Delaware Federal Forum Provision Decision a Huge Win for Companies Planning IPOs
In a heavily anticipated decision, the Delaware Supreme Court this week reversed a lower court’s decision about the validity of federal-forum selection provisions (FFPs). Delaware corporations can now file registration statements to include provisions in their charters requiring that actions arising under the Securities Act of 1933 be filed in federal court — a win for companies that are preparing to go public.
More FFPs Since Cyan
FFPs essentially provide that federal courts are the sole forum for the resolution of any litigation asserting a cause of action arising under the Securities Act of 1933, which allows for private rights of action by shareholders of public companies. An FFP requires that any shareholder asserting a violation of Section 11 of the Securities Act of 1933 file such a claim in federal court. FFPs have become more common since the US Supreme Court’s March 2018 decision in Cyan, Inc., et al. v. Beaver County Employees Retirement Fund, et al that state courts have concurrent subject matter jurisdiction over class actions alleging Section 11 violations.
The Cyan decision has had significant implications for companies going public and their directors and officers liability (D&O) insurance coverage. In the two years since, newly public companies have seen Section 11 claims filed in federal courts, federal and state courts, and multiple state courts all at the same time, leading to skyrocketing defense and settlement costs. D&O insurers have become increasingly hesitant to insure — or competitively price — IPO D&O coverage.
The case before the Delaware Supreme Court, Matthew B. Salzburg et al. v. Matthew Sciabacucchi, involves three companies — Blue Apron Holdings, Inc.; Roku, Inc.; and Stitch Fix, Inc. — that included FFPs in their registration statements in connection with their planned initial public offerings. The Delaware Chancery Court previously held that these companies’ FFPs were invalid, but the state’s Supreme Court reversed the ruling, noting that FFPs enhance the policies underlying the Delaware General Corporation Law: Certainty, predictability, uniformity, and prompt judicial resolution of corporate disputes.
Long-Awaited Change
For two years, corporate America and D&O insurers have struggled to find a way to counter the effects of the Cyan ruling. This week’s decision could represent a breakthrough.

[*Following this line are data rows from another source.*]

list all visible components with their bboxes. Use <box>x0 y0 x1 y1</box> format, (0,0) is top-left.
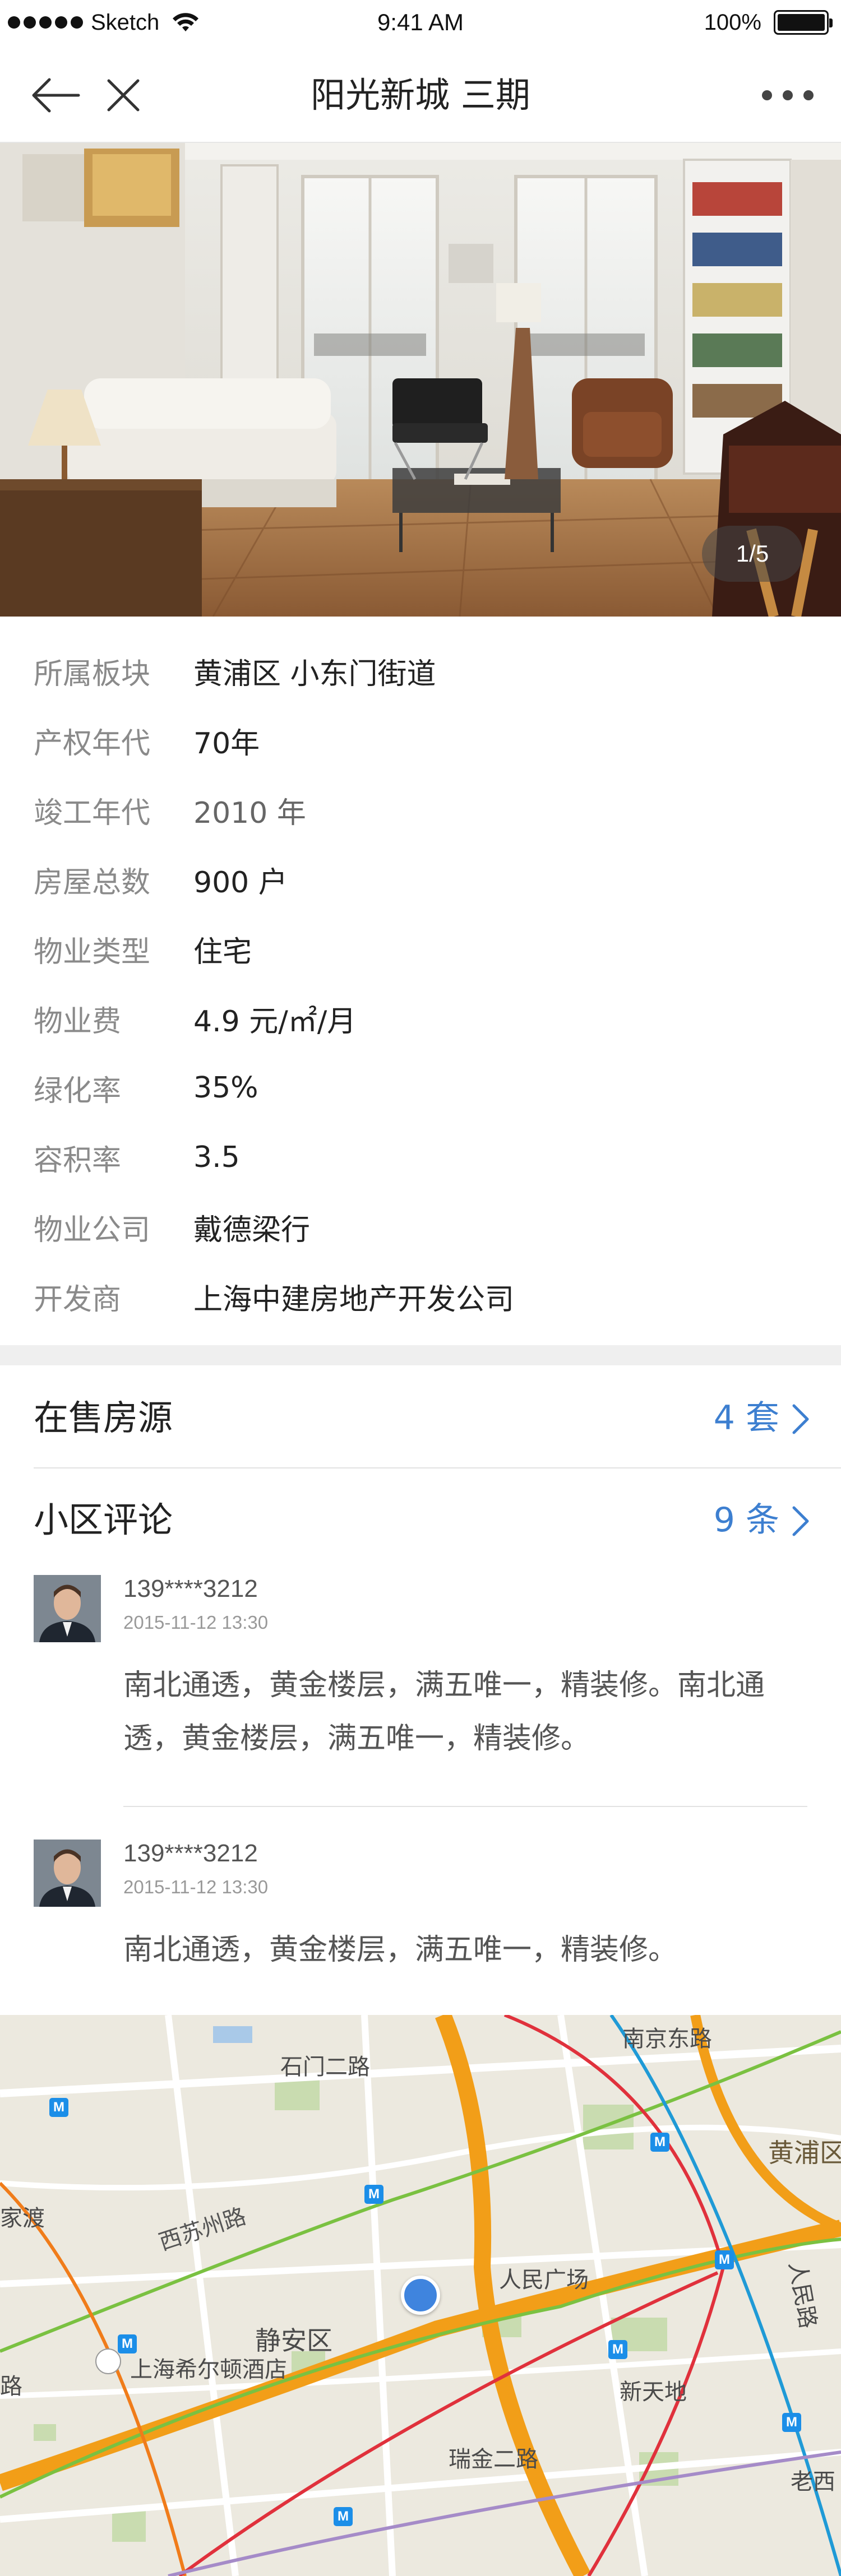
battery-icon <box>774 10 833 35</box>
info-label: 物业费 <box>34 1004 122 1039</box>
info-value: 2010 年 <box>193 796 306 830</box>
info-value: 900 户 <box>193 865 288 900</box>
back-arrow-icon[interactable] <box>27 73 89 118</box>
avatar <box>34 1840 101 1907</box>
community-location-pin-icon[interactable] <box>401 2276 440 2315</box>
status-bar: Sketch 9:41 AM 100% <box>0 0 841 45</box>
map-label-huangpu-district: 黄浦区 <box>768 2138 841 2168</box>
info-label: 竣工年代 <box>34 796 151 830</box>
community-info-list: 所属板块 黄浦区 小东门街道 产权年代 70年 竣工年代 2010 年 房屋总数… <box>0 617 841 1345</box>
map-label-peoples-square: 人民广场 <box>499 2267 589 2293</box>
close-icon[interactable] <box>101 73 146 118</box>
info-row-district: 所属板块 黄浦区 小东门街道 <box>34 646 436 696</box>
info-value: 70年 <box>193 726 260 761</box>
for-sale-count: 4 套 <box>713 1398 779 1438</box>
info-value: 黄浦区 小东门街道 <box>193 657 436 691</box>
info-row-total-households: 房屋总数 900 户 <box>34 854 288 905</box>
info-row-management-fee: 物业费 4.9 元/㎡/月 <box>34 993 356 1044</box>
metro-station-icon: M <box>608 2340 627 2359</box>
metro-station-icon: M <box>650 2133 669 2152</box>
chevron-right-icon <box>792 1506 809 1536</box>
photo-counter: 1/5 <box>702 526 803 582</box>
reviews-title: 小区评论 <box>34 1499 173 1540</box>
more-options-icon[interactable] <box>757 73 819 118</box>
for-sale-title: 在售房源 <box>34 1397 173 1438</box>
info-value: 35% <box>193 1071 258 1105</box>
info-row-developer: 开发商 上海中建房地产开发公司 <box>34 1271 514 1322</box>
status-right: 100% <box>704 6 833 39</box>
metro-station-icon: M <box>118 2334 137 2353</box>
info-value: 戴德梁行 <box>193 1213 311 1247</box>
metro-station-icon: M <box>334 2507 353 2526</box>
review-username: 139****3212 <box>123 1575 258 1602</box>
community-reviews-row[interactable]: 小区评论 9 条 <box>0 1470 841 1570</box>
metro-station-icon: M <box>364 2185 383 2204</box>
row-divider <box>34 1467 841 1468</box>
location-map[interactable]: 南京东路 石门二路 黄浦区 家渡 西苏州路 人民广场 人民路 静安区 路 上海希… <box>0 2015 841 2576</box>
review-username: 139****3212 <box>123 1840 258 1867</box>
map-label-laoxi: 老西 <box>791 2469 835 2495</box>
avatar <box>34 1575 101 1642</box>
map-label-road-fragment: 路 <box>0 2374 22 2399</box>
info-label: 容积率 <box>34 1143 122 1178</box>
info-label: 产权年代 <box>34 726 151 761</box>
info-label: 物业类型 <box>34 935 151 969</box>
review-timestamp: 2015-11-12 13:30 <box>123 1877 269 1897</box>
metro-station-icon: M <box>715 2250 734 2269</box>
info-label: 物业公司 <box>34 1213 151 1247</box>
map-label-ruijin-road: 瑞金二路 <box>449 2447 538 2472</box>
review-text: 南北通透，黄金楼层，满五唯一，精装修。南北通透，黄金楼层，满五唯一，精装修。 <box>123 1669 765 1755</box>
map-label-hilton-hotel: 上海希尔顿酒店 <box>130 2357 287 2383</box>
map-label-xintiandi: 新天地 <box>620 2379 687 2405</box>
metro-station-icon: M <box>782 2413 801 2432</box>
info-label: 所属板块 <box>34 657 151 691</box>
map-label-shimen-road: 石门二路 <box>280 2054 370 2080</box>
info-label: 开发商 <box>34 1282 122 1317</box>
info-label: 房屋总数 <box>34 865 151 900</box>
navigation-bar: 阳光新城 三期 <box>0 45 841 143</box>
info-value: 住宅 <box>193 935 252 969</box>
for-sale-listings-row[interactable]: 在售房源 4 套 <box>0 1368 841 1468</box>
chevron-right-icon <box>792 1404 809 1434</box>
user-avatar-icon <box>34 1575 101 1642</box>
reviews-count: 9 条 <box>713 1500 779 1540</box>
info-value: 3.5 <box>193 1141 240 1174</box>
info-label: 绿化率 <box>34 1074 122 1108</box>
info-value: 4.9 元/㎡/月 <box>193 1004 357 1039</box>
property-photo-gallery[interactable]: 1/5 <box>0 143 841 617</box>
info-row-plot-ratio: 容积率 3.5 <box>34 1132 240 1183</box>
info-row-property-rights-years: 产权年代 70年 <box>34 715 260 766</box>
review-divider <box>123 1806 807 1807</box>
map-label-nanjing-east-road: 南京东路 <box>622 2026 712 2052</box>
info-value: 上海中建房地产开发公司 <box>193 1282 515 1317</box>
info-row-management-company: 物业公司 戴德梁行 <box>34 1202 310 1252</box>
metro-station-icon: M <box>49 2098 68 2117</box>
info-row-property-type: 物业类型 住宅 <box>34 924 252 974</box>
battery-percent: 100% <box>704 10 761 35</box>
review-timestamp: 2015-11-12 13:30 <box>123 1612 269 1633</box>
page-title: 阳光新城 三期 <box>311 75 530 115</box>
section-divider <box>0 1345 841 1365</box>
info-row-green-ratio: 绿化率 35% <box>34 1063 258 1113</box>
map-label-jiadu: 家渡 <box>0 2206 45 2231</box>
info-row-completion-year: 竣工年代 2010 年 <box>34 785 306 835</box>
review-text: 南北通透，黄金楼层，满五唯一，精装修。 <box>123 1933 678 1967</box>
hotel-icon <box>95 2348 121 2374</box>
user-avatar-icon <box>34 1840 101 1907</box>
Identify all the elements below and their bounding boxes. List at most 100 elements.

But it’s still unclear exactly what this ruling will ultimately mean. For one thing, it applies only to companies incorporated in Delaware; that means it applies to many companies, but certainly not all. It also remains to be seen whether the ruling will be appealed; if it is, the ban on FFPs could be reinstated.
Given that possibility, risk professionals should discuss the ruling with their insurance advisors and continue to develop D&O programs that can maximize protection for directors and officers. And they should make sure to understand the D&O claims process that will be followed regardless of the forum in which a Section 11 claim is filed.
For now, however, this ruling should be seen as a positive step for Delaware-incorporated companies planning or considering IPOs in the near future.